While these problems are a concern, it should be noted that current head coach Mike Shanahan's uncomfortable push for so-called "character guys" hasn't worked.
It is up to the right coach to get the best out of a player like Everett. No, that doesn't mean you, Raheem Morris.
Everett could partner with David Amerson and give the Washington defense a pair of big press corners on the outside. That might even allow the team to move opportunistic veteran DeAngelo Hall back to the slot.
Zack Martin has the skill and versatility the Washington O-line needs.
The Washington offensive line has been a mess all season long. The group needs to be regenerated with power and versatility as the main criteria for newbies.
Notre Dame's Zack Martin offers both qualities. He is quick-footed and nimble, so he would fit the requirements for the zone-based scheme Washington has run since 2010.
But Martin cannot simply be dubbed a "finesse" lineman. He carries his 304 pounds on a frame that appears bigger.
Martin plays with the tenacity over a larger drive-blocker and would help the Redskins incorporate more power into their blocking.
Martin would fit in Washington at either guard or tackle on the right side, where both Chris Chester and Tyler Polumbus have failed to impress.
David Yankey is the kind of brute-force blocker the Washingon O-line is missing.
Continuing the theme of adding more power-based blockers, Stanford's David Yankey would be a great pick for the Redskins.
In Week 16 against the Dallas Cowboys, the Washington offense used pulling guards and counter-blocking to get the running game going. Those are two central tenants in power schemes and things Yankey excels at.
As a guard pulling around the corner, Yankey has brutalized second-level defenders for the Cardinal. He has been a key feature of Stanford's power-based ground attack.
No Redskins player would be happier to see Yankey drafted than bruising running back Alfred Morris.
Both Yankey and Martin are excellent picks for Washington. But a lot will depend on how highly adding new O-linemen is prioritized in this draft.
Both will go early on the second day if they last that long, but the Redskins have many other needs.
Jordan Matthews is an imposing receiver who can strike from anywhere on the field.
The Washington passing game has a major need for another playmaking wide receiver alongside Pierre Garcon.
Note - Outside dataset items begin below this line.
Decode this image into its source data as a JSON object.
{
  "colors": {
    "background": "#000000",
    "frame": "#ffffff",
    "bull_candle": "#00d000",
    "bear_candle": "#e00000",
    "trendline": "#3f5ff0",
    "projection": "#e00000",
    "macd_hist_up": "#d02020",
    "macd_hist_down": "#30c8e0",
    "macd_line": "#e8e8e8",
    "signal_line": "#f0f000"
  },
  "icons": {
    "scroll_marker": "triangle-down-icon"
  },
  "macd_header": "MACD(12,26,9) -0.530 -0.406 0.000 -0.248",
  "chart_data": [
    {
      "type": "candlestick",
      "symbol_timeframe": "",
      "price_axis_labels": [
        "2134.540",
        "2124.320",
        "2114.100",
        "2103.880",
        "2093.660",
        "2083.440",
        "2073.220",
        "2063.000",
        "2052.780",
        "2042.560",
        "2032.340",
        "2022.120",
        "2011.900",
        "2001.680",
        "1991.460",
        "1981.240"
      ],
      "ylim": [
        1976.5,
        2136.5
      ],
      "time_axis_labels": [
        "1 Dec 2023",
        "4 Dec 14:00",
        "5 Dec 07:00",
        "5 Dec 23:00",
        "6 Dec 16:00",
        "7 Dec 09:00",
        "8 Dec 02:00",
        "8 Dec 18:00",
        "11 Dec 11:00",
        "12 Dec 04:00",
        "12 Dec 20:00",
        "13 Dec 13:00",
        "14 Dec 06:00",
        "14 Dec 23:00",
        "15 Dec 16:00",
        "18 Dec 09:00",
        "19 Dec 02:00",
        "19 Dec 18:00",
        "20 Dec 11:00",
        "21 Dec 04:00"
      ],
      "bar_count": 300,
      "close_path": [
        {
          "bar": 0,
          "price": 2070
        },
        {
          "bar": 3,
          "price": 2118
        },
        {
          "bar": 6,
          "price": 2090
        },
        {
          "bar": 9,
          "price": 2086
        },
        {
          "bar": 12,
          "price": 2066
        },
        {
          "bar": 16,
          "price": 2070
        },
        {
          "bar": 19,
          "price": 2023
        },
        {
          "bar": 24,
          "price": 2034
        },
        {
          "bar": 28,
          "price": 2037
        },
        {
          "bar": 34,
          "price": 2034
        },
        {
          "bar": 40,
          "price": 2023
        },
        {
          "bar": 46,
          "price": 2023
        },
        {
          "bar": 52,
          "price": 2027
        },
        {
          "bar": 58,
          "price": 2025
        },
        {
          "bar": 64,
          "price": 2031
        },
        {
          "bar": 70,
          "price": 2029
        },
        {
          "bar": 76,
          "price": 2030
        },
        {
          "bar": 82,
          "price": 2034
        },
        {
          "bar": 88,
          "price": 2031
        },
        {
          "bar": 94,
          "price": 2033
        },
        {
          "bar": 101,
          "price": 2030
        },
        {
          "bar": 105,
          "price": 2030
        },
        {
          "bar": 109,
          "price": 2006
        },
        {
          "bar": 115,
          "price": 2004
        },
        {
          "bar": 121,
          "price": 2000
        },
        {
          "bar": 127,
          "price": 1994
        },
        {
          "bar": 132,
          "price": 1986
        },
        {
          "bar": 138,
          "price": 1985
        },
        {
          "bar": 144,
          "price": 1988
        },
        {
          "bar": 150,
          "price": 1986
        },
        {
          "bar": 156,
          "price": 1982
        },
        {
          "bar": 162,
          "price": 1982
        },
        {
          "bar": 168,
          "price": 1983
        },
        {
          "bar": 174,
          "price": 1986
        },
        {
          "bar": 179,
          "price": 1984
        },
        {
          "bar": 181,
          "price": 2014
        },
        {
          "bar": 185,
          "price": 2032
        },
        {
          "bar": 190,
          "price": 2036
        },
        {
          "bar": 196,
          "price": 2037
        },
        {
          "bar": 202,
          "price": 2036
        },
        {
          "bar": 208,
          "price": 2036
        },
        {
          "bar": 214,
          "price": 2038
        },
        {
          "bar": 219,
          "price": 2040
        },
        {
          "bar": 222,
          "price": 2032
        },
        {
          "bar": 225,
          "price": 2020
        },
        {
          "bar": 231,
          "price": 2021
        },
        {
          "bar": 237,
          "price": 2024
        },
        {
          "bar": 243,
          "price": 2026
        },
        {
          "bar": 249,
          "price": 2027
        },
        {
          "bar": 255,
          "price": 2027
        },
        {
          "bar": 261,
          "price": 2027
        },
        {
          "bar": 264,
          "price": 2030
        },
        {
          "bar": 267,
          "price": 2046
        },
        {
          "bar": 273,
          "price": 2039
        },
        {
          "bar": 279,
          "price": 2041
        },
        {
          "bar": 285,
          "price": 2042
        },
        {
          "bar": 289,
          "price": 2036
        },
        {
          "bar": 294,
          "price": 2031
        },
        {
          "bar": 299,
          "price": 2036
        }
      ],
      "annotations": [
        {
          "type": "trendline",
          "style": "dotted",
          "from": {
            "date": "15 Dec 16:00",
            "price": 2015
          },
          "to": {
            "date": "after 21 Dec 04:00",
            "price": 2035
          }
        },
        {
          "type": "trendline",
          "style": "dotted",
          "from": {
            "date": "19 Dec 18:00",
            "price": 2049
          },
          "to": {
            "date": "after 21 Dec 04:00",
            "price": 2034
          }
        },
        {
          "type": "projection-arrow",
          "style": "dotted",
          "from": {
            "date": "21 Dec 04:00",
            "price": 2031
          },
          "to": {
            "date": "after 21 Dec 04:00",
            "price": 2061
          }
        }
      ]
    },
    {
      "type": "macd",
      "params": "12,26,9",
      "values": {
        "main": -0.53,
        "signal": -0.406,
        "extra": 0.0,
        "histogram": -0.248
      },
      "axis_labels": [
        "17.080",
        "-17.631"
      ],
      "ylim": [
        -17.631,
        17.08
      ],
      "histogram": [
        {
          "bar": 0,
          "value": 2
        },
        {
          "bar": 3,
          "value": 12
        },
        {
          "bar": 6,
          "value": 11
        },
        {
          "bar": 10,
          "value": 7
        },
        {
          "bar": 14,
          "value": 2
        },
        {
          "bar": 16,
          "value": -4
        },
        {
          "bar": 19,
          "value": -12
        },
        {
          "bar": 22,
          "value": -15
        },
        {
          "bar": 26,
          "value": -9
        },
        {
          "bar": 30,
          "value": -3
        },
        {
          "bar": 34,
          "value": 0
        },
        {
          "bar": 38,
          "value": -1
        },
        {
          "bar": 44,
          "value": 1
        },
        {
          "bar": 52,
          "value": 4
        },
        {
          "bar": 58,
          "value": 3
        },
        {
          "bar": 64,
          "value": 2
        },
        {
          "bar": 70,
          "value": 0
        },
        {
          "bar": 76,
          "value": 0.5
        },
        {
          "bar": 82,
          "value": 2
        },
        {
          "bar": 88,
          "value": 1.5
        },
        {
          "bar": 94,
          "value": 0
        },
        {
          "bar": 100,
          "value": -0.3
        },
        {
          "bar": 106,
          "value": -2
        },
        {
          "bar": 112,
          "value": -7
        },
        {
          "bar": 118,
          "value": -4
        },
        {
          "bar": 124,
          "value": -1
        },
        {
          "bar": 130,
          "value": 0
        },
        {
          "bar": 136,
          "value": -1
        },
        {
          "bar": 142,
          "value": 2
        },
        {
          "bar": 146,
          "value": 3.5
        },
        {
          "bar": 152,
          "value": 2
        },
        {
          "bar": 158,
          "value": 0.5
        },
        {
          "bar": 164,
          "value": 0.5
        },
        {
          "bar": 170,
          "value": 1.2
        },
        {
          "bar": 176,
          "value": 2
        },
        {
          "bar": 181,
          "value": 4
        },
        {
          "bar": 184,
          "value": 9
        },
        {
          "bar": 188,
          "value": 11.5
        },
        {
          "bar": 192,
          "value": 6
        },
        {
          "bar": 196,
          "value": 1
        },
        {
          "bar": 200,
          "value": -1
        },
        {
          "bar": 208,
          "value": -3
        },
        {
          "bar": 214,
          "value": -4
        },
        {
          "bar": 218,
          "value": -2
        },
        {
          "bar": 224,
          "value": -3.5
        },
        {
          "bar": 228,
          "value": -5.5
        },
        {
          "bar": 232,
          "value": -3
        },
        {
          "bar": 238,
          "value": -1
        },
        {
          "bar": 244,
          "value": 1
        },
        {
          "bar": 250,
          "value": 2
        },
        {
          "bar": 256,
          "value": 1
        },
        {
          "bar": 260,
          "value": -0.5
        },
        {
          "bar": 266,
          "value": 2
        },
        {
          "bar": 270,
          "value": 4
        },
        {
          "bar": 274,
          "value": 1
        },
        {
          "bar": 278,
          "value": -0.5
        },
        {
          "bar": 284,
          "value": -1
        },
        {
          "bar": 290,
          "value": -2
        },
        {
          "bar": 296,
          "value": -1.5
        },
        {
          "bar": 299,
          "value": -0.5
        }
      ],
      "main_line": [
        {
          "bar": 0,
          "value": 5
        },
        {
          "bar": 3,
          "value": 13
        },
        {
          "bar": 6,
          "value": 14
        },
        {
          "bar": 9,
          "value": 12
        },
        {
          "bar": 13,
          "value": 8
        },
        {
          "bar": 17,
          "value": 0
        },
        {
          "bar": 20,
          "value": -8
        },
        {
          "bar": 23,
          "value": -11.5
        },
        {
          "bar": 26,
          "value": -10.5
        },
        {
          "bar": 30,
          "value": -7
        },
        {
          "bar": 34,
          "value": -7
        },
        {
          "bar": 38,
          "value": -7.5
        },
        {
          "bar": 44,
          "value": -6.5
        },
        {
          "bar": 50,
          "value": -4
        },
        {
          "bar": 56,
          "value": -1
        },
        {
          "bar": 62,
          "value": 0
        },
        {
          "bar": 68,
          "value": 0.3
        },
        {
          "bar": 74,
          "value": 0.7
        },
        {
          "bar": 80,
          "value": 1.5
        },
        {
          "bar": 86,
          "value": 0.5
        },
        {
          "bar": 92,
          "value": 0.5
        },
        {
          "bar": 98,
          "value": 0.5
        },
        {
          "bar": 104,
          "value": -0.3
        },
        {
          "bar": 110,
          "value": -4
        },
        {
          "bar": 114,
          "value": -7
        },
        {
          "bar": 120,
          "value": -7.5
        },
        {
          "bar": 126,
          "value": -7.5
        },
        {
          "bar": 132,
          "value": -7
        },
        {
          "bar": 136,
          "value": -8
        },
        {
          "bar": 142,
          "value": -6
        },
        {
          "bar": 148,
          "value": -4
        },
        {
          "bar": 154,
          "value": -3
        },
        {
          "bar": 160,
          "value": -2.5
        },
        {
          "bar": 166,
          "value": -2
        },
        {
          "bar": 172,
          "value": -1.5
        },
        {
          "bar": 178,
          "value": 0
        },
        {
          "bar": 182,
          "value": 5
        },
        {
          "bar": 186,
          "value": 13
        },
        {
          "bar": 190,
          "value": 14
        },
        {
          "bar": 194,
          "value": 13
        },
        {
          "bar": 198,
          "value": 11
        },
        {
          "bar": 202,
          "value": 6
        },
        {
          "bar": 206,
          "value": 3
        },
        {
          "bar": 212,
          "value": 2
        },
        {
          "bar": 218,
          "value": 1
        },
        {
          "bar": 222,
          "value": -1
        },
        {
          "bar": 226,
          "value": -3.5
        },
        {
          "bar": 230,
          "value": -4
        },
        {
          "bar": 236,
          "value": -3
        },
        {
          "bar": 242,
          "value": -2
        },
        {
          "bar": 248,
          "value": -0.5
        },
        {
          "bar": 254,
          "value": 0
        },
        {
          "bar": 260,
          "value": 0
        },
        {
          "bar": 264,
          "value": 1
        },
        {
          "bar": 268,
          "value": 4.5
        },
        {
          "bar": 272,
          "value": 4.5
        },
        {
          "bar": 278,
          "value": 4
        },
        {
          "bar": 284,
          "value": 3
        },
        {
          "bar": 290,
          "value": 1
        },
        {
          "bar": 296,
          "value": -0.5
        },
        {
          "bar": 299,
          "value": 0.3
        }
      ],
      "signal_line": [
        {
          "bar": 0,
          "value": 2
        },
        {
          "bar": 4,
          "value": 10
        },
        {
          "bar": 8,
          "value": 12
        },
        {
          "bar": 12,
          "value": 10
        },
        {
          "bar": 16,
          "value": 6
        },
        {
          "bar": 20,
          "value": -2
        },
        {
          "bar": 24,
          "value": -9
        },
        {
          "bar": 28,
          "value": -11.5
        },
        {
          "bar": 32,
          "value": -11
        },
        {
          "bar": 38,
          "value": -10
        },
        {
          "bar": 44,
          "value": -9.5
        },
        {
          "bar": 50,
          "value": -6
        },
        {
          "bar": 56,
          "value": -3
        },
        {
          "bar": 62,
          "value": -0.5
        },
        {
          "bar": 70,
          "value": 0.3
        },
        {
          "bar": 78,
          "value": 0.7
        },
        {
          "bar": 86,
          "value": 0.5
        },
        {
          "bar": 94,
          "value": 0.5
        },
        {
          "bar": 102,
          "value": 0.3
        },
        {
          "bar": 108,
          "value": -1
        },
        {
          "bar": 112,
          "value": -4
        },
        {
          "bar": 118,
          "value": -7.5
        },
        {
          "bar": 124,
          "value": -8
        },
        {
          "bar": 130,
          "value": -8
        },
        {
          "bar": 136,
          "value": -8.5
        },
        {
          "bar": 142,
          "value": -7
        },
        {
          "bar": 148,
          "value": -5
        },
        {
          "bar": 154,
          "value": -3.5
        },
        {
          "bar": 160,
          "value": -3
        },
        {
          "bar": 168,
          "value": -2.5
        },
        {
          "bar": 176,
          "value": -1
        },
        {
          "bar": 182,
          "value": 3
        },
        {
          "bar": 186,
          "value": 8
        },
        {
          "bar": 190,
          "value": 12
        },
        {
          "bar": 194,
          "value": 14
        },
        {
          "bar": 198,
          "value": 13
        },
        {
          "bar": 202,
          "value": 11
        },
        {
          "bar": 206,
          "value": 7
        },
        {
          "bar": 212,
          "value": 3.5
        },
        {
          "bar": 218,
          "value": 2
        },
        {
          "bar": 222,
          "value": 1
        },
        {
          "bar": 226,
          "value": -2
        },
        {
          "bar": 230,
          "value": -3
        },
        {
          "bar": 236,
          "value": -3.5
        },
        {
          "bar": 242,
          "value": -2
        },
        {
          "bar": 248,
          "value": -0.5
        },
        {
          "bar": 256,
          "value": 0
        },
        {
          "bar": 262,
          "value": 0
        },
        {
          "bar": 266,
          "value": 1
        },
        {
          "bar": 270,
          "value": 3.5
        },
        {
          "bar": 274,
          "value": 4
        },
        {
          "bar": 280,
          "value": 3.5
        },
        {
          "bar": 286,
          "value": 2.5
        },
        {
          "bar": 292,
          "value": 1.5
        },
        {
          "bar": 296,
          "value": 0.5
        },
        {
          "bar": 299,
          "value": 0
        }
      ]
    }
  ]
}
Vanderbilt's Jordan Matthews would be a perfect fit if the Redskins look to strengthen Griffin's stable of targets early.
Matthews is very much in the Garcon mould. He is a physically imposing receiver who can strike from anywhere on the field.
He moves around a lot for the Commodores but does his best work in the underneath zones. He is a nightmare for defenses after the catch.
Despite a long stride, Matthews lacks eye-popping vertical speed. That is why he could fall to the Redskins and give Griffin another big-bodied, intelligent route-runner to aim for.
What do you think of the players listed here? Do they make your lists of prospects who should be on the radar for Washington leading up to the 2014 draft?